Is there an R function to escape a string for regex characters

Question

I'm wanting to build a regex expression substituting in some strings to search for, and so these string need to be escaped before I can put them in the regex, so that if the searched for string contains regex characters it still works.

Some languages have functions that will do this for you (e.g. python re.escape: https://stackoverflow.com/a/10013356/1900520). Does R have such a function?

For example (made up function):

x = "foo[bar]"
y = escape(x) # y should now be "foo\\[bar\\]"

Answer 1

Nowadays

> stringr::str_escape(x)
[1] "foo\\[bar\\]"

might be enough.

Answer 2

According to ?regex:

The symbol \w matches a ‘word’ character (a synonym for [[:alnum:]_], an extension) and \W is its negation ([^[:alnum:]_]).

Therefore, using capture groups, (\\W), we can detect the occurrences of non-word characters and escape it with the \\1-syntax:

> gsub("(\\W)", "\\\\\\1", "[](){}.|^+$*?\\These are words")
[1] "\\[\\]\\(\\)\\{\\}\\.\\|\\^\\+\\$\\*\\?\\\\These\\ are\\ words"

Or similarly, replacing "([^[:alnum:]_])" for "(\\W)".

Answer 3

Use the rex package

These days, I write all my regular expressions using rex. For your specific example, rex does exactly what you want:

library(rex)
library(assertthat)
x = "foo[bar]"
y = rex(x)
assert_that(y == "foo\\[bar\\]")

But of course, rex does a lot more than that. The question mentions building a regex, and that's exactly what rex is designed for. For example, suppose we wanted to match the exact string in x, with nothing before or after:

x = "foo[bar]"
y = rex(start, x, end)

Now y is ^foo\[bar\]$ and will only match the exact string contained in x.

Answer 4

An easier way than @ryanthompson function is to simply prepend \\Q and postfix \\E to your string. See the help file ?base::regex.

Answer 5

I've written an R version of Perl's quotemeta function:

library(stringr)
quotemeta <- function(string) {
  str_replace_all(string, "(\\W)", "\\\\\\1")
}

I always use the perl flavor of regexps, so this works for me. I don't know whether it works for the "normal" regexps in R.

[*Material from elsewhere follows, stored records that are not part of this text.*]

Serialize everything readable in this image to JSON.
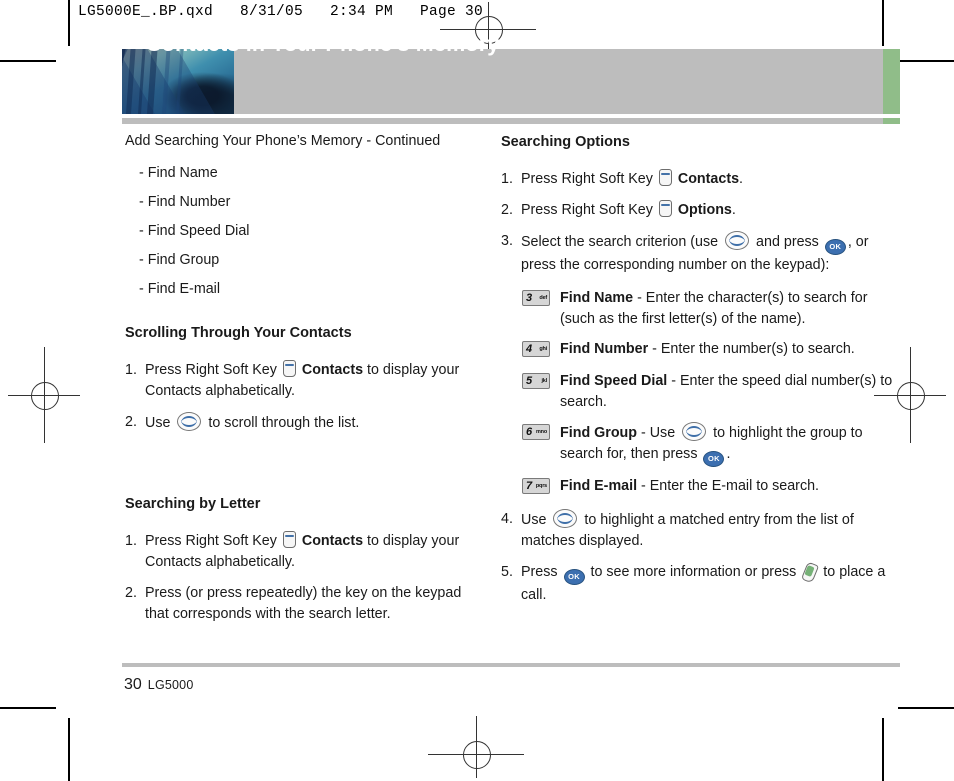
{
  "print_marks": {
    "file_stamp": "LG5000E_.BP.qxd   8/31/05   2:34 PM   Page 30"
  },
  "banner": {
    "title": "Contacts in Your Phone’s Memory",
    "bar_color": "#bdbdbd",
    "accent_color": "#90bd89"
  },
  "left_column": {
    "intro": "Add Searching Your Phone’s Memory - Continued",
    "bullets": [
      "- Find Name",
      "- Find Number",
      "- Find Speed Dial",
      "- Find Group",
      "- Find E-mail"
    ],
    "section1": {
      "heading": "Scrolling Through Your Contacts",
      "steps": [
        {
          "num": "1.",
          "pre": "Press Right Soft Key",
          "icon": "soft-key-icon",
          "bold": "Contacts",
          "post": " to display your Contacts alphabetically."
        },
        {
          "num": "2.",
          "pre": "Use",
          "icon": "navigation-key-icon",
          "post": "to scroll through the list."
        }
      ]
    },
    "section2": {
      "heading": "Searching by Letter",
      "steps": [
        {
          "num": "1.",
          "pre": "Press Right Soft Key",
          "icon": "soft-key-icon",
          "bold": "Contacts",
          "post": " to display your Contacts alphabetically."
        },
        {
          "num": "2.",
          "pre": "Press (or press repeatedly) the key on the keypad that corresponds with the search letter."
        }
      ]
    }
  },
  "right_column": {
    "heading": "Searching Options",
    "steps": [
      {
        "num": "1.",
        "pre": "Press Right Soft Key",
        "icon": "soft-key-icon",
        "bold": "Contacts",
        "post": "."
      },
      {
        "num": "2.",
        "pre": "Press Right Soft Key",
        "icon": "soft-key-icon",
        "bold": "Options",
        "post": "."
      },
      {
        "num": "3.",
        "pre": "Select the search criterion (use",
        "icon": "navigation-key-icon",
        "mid": "and press",
        "icon2": "ok-key-icon",
        "post": ", or press the corresponding number on the keypad):"
      }
    ],
    "key_items": [
      {
        "key_digit": "3",
        "key_letters": "def",
        "bold": "Find Name",
        "text": " - Enter the character(s) to search for (such as the first letter(s) of the name)."
      },
      {
        "key_digit": "4",
        "key_letters": "ghi",
        "bold": "Find Number",
        "text": " - Enter the number(s) to search."
      },
      {
        "key_digit": "5",
        "key_letters": "jkl",
        "bold": "Find Speed Dial",
        "text": " - Enter the speed dial number(s) to search."
      },
      {
        "key_digit": "6",
        "key_letters": "mno",
        "bold": "Find Group",
        "text_pre": " - Use",
        "icon": "navigation-key-icon",
        "text_mid": "to highlight the group to search for, then press",
        "icon2": "ok-key-icon",
        "text_post": "."
      },
      {
        "key_digit": "7",
        "key_letters": "pqrs",
        "bold": "Find E-mail",
        "text": " - Enter the E-mail to search."
      }
    ],
    "steps_tail": [
      {
        "num": "4.",
        "pre": "Use",
        "icon": "navigation-key-icon",
        "post": "to highlight a matched entry from the list of matches displayed."
      },
      {
        "num": "5.",
        "pre": "Press",
        "icon": "ok-key-icon",
        "mid": "to see more information or press",
        "icon2": "send-key-icon",
        "post": "to place a call."
      }
    ]
  },
  "footer": {
    "page_number": "30",
    "model": "LG5000"
  }
}
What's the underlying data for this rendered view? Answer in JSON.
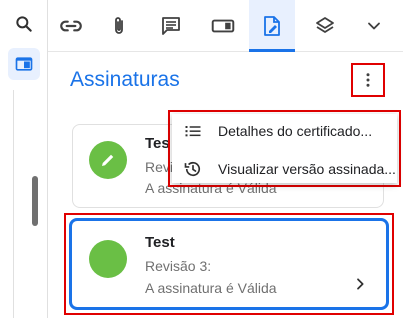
{
  "rail": {
    "icons": [
      "search-icon",
      "side-panel-icon"
    ]
  },
  "toolbar": {
    "icons": [
      "link-icon",
      "attachment-icon",
      "comment-icon",
      "form-field-icon",
      "signature-icon",
      "layers-icon",
      "chevron-down-icon"
    ],
    "active": "signature-icon"
  },
  "panel": {
    "title": "Assinaturas",
    "more_icon": "more-vert-icon"
  },
  "menu": {
    "items": [
      {
        "icon": "list-icon",
        "label": "Detalhes do certificado..."
      },
      {
        "icon": "history-icon",
        "label": "Visualizar versão assinada..."
      }
    ]
  },
  "signatures": [
    {
      "name": "Tes",
      "revision": "Revis",
      "status": "A assinatura é Válida",
      "icon": "pencil-icon"
    },
    {
      "name": "Test",
      "revision": "Revisão 3:",
      "status": "A assinatura é Válida",
      "chevron": "chevron-right-icon"
    }
  ],
  "colors": {
    "accent": "#1a73e8",
    "highlight": "#e00000",
    "valid_green": "#6abf45"
  }
}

Edit: I found the source explaining why this works. It's in the Quoting Metacharacters section of the perlre manpage:

This was once used in a common idiom to disable or quote the special meanings of regular expression metacharacters in a string that you want to use for a pattern. Simply quote all non-"word" characters:

$pattern =~ s/(\W)/\\$1/g;

As you can see, the R code above is a direct translation of this same substitution (after a trip through backslash hell). The manpage also says (emphasis mine):

Unlike some other regular expression languages, there are no backslashed symbols that aren't alphanumeric.

which reinforces my point that this solution is only guaranteed for PCRE.

Answer 6

Apparently there is a function called escapeRegex in the Hmisc package. The function itself has the following definition for an input value of 'string':

gsub("([.|()\\^{}+$*?]|\\[|\\])", "\\\\\\1", string)

My previous answer:

I'm not sure if there is a built in function but you could make one to do what you want. This basically just creates a vector of the values you want to replace and a vector of what you want to replace them with and then loops through those making the necessary replacements.

re.escape <- function(strings){
    vals <- c("\\\\", "\\[", "\\]", "\\(", "\\)", 
              "\\{", "\\}", "\\^", "\\$","\\*", 
              "\\+", "\\?", "\\.", "\\|")
    replace.vals <- paste0("\\\\", vals)
    for(i in seq_along(vals)){
        strings <- gsub(vals[i], replace.vals[i], strings)
    }
    strings
}

Some output

> test.strings <- c("What the $^&(){}.*|?", "foo[bar]")
> re.escape(test.strings)
[1] "What the \\$\\^&\\(\\)\\{\\}\\.\\*\\|\\?"
[2] "foo\\[bar\\]"